UOL: Como você acha que vai ser a recepção desta Bienal?
Lisette Lagnado:
Como em toda Bienal, você sempre encontra alguma coisa de que você gosta. Aí, tem gente que fala assim: "Ah eu gostei da última Bienal porque tinha uma sala do Luc Tuymans". Eu espero poder contemplar as necessidades da discussão da arte, mas, para isso, as pessoas têm que ter uma mente aberta.

Eu não fiz uma escolha por grandes nomes, como Rirkrit Tiravanija, mas ele está presente. Pois como se faz uma Bienal que se chama "Como Viver Junto" e não chamar o papa desta questão? Podem criticar o projeto dele, mas a presença dele é fundamental.

Agora, o que está para ser criticado é a exposição. Ela vai abrir e ela está aí para ser criticada, visitada, discutida. É sua função pública.

Mas eu dei ferramentas, e não vou aceitar que digam que esta é uma Bienal altamente conceitual, que é uma Bienal difícil. Porque eu fiz todos os seminários para disponibilizar estes conteúdos.

UOL: Qual é a chave para entender esta Bienal?
Lisette Lagnado:
O que eu queria que fosse residual é o processo, é o "como" se faz uma Bienal, e um evento deste porte não pode durar dois meses e meio.

Eu acho difícil para o sucessor inventar uma coisa que volte, por exemplo, a um formato de exposição só exposição.

Eu senti que os debates foram um sucesso, foi uma coisa que agradou, as pessoas se sentiram incluídas no debate, e isso também passa por uma questão de inclusão social, de saber a quem pertence este grau de informação.

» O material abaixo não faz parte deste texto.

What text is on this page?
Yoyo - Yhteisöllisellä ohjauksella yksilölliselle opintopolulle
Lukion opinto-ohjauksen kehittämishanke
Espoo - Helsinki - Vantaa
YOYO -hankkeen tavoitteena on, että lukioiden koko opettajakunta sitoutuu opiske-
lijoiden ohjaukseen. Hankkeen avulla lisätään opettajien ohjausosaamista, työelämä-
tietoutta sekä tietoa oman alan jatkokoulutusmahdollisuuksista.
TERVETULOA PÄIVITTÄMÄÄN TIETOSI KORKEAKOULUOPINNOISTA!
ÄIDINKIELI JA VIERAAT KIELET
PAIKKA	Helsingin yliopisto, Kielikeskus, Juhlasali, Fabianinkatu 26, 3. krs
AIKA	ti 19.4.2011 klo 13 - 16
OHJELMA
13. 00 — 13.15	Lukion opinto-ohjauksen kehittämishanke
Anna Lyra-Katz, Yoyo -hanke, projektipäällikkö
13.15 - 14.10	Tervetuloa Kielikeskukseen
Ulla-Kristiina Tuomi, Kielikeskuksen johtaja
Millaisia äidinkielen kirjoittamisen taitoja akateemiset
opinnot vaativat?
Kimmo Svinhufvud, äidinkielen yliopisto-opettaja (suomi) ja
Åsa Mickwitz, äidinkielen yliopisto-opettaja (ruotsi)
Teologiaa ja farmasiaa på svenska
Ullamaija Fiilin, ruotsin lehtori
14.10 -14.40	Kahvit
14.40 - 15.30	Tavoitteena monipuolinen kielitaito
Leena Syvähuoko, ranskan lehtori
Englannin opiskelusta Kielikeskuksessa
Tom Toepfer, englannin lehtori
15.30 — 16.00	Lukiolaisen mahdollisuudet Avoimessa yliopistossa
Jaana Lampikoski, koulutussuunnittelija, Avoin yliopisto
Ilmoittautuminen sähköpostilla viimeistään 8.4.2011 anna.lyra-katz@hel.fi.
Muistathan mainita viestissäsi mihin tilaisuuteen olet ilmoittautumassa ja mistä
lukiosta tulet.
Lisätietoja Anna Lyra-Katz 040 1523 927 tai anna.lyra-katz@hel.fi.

Penso que a gente não deve concentrar tudo na data de abertura da Bienal. Por exemplo, o show que a gente vai fazer com o Bonono, vai ser no encerramento. A gente começa com uma reflexão e faz a festa no final.

Todo mundo faz tudo em outubro. Faz abertura, faz tudo ao mesmo tempo, o show acontece, o debate é naquela semana. Nós temos um seminário em novembro. É muito trabalho para que a Bienal não se circunscreva e para que ela não morra depois que abre.

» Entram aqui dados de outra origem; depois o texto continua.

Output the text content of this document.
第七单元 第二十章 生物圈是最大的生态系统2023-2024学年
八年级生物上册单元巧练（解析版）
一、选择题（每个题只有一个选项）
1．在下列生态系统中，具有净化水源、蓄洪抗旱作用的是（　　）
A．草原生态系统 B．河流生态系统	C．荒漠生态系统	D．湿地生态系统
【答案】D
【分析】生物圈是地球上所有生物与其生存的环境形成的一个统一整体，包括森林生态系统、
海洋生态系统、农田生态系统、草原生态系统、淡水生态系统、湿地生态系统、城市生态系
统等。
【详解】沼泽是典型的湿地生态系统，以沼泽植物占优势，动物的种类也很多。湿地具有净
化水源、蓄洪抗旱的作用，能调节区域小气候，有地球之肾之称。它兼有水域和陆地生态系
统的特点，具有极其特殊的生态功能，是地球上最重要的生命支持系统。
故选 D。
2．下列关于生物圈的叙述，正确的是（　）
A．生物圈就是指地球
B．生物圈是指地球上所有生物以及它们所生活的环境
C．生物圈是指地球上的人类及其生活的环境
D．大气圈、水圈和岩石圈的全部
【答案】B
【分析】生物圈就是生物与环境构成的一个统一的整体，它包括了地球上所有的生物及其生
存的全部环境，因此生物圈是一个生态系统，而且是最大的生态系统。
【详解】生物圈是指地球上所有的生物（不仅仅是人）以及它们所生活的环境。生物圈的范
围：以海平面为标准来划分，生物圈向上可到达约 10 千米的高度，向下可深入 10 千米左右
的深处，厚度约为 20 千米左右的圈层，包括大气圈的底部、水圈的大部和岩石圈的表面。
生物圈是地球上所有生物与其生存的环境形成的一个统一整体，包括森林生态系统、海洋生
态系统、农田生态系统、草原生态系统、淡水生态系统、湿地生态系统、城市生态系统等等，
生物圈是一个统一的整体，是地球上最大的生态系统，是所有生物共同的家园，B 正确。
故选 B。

Tem um momento morno depois, e é preciso continuar tornando aquilo ativo, e tem que continuar a fazer sentido. Não são coisas que estão na parede simplesmente.

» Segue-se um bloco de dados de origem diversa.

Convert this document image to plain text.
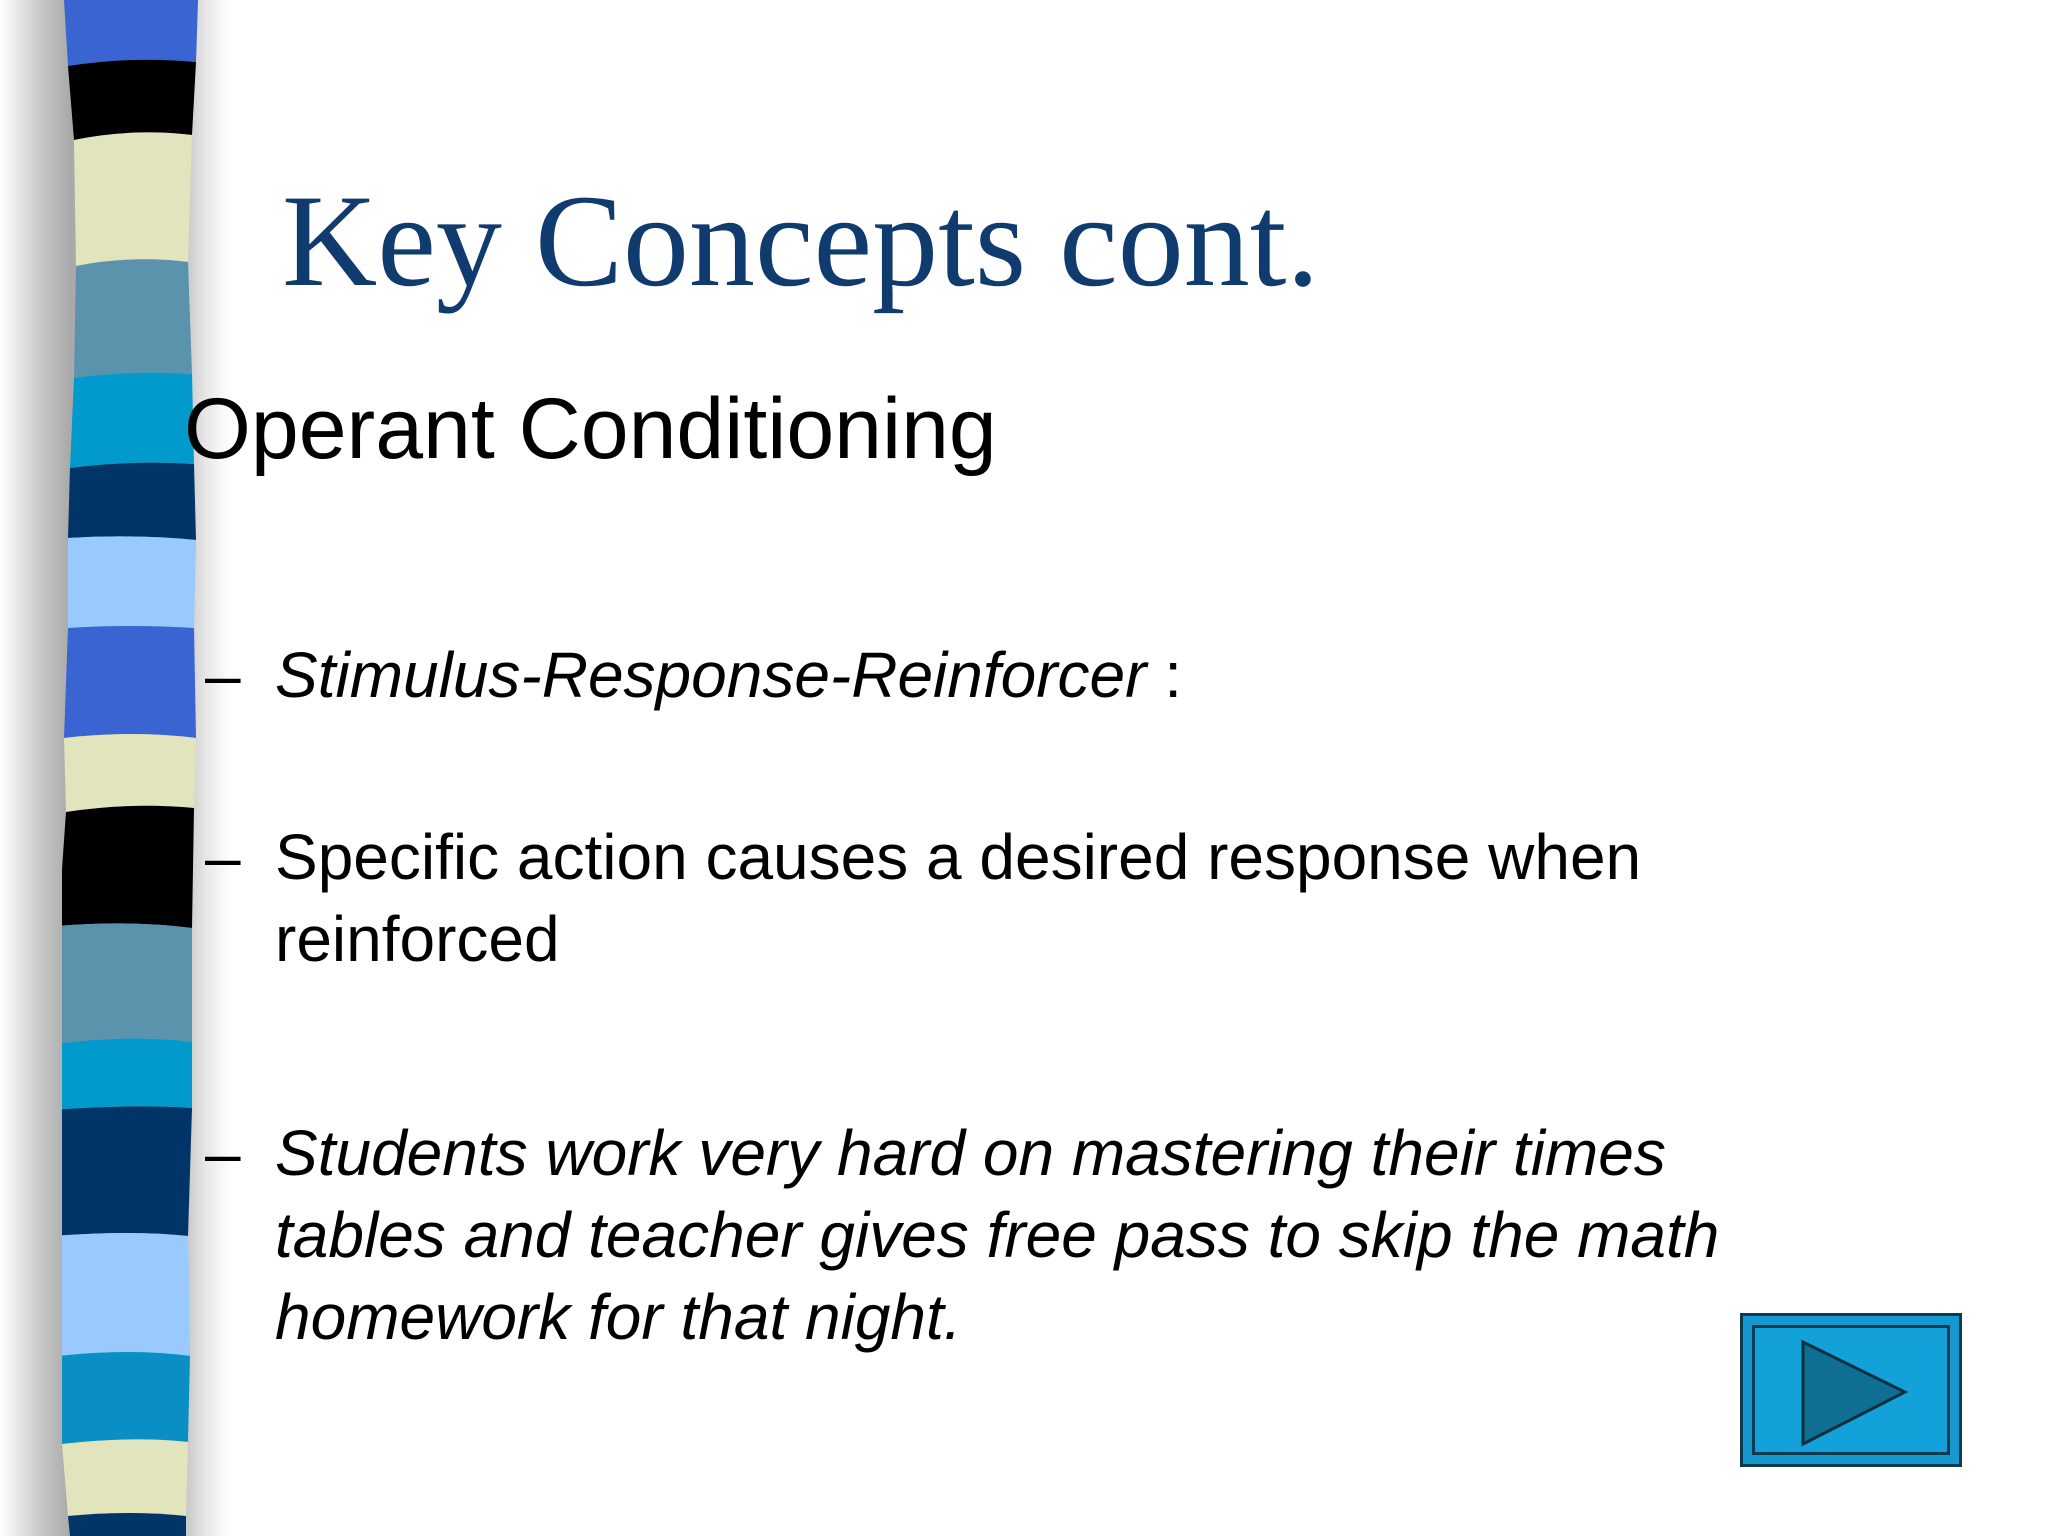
Key Concepts cont.
Operant Conditioning
– Stimulus-Response-Reinforcer :
– Specific action causes a desired response when reinforced
– Students work very hard on mastering their times tables and teacher gives free pass to skip the math homework for that night.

UOL: Quais são suas apostas de obras que vão causar um grande impacto no público?
Lisette Lagnado:
Tem uma obra no vão da Bienal, do Tomas Saraceno, que trabalha com cidades utópicas, cidades circulares. Ele vai construir uma torre que vai do chão (térreo) até o teto (3º andar). São três bolhas grandes e não tenho medo que isso tenha uma atração de playground, porque é um penetrável, uma bolha transparente. As pessoas vão poder entrar nelas. Ela tem uma presença física absurda. É bom perceber como o Saraceno lidou com a arquitetura do Niemeyer.

Por outro lado, logo na entrada, nós teremos um impacto político muito grande com o trabalho da Jane Alexander sobre o apartheid --é uma construção e dentro estão todas as armas que mataram negros durante os anos em que o apartheid vigorou.

UOL: Como se deu a implantação das obras no espaço?
Lisette Lagnado:
A localização das obras acabou sendo definida a partir do Projeto Construtivo e dos Programas para a Vida. Você entra na Bienal e vê claramente projetos de arquitetura, maquetes relacionadas ao habitat. Mais para frente, temos a questão do comportamento dentro da arquitetura, as questões sociais que surgem, as questões políticas. No terceiro andar, é mais "como viver junto" porque seria a coisa mais "Éden" do Hélio Oiticica.

Como eu não quis trabalhar com categorias, como o Hélio não trabalhava, existem momentos de respiro. Não é ton-sur-ton, eu não trabalhei com afinidades, pelo contrário, quando eu via que havia sobreposições de questões eu tentei afastar os artistas para dar autonomia para eles.

Mas o caminho é sempre contaminado. É Projetos Construtivos na entrada, como construir uma África do Sul... Então, claro, você não pode discutir a construção de uma nação sem falar das pessoas desta nação.

Então está tudo impregnado do comportamento das pessoas. Mas o primeiro piso eu diria que discute mais o habitat, a moradia, a fronteira, a arquitetura; as questões sociais e políticas vão crescendo no segundo andar, até a utopia do terceiro andar, do "como viver junto". E eu te digo: poucos artistas acreditam nisso.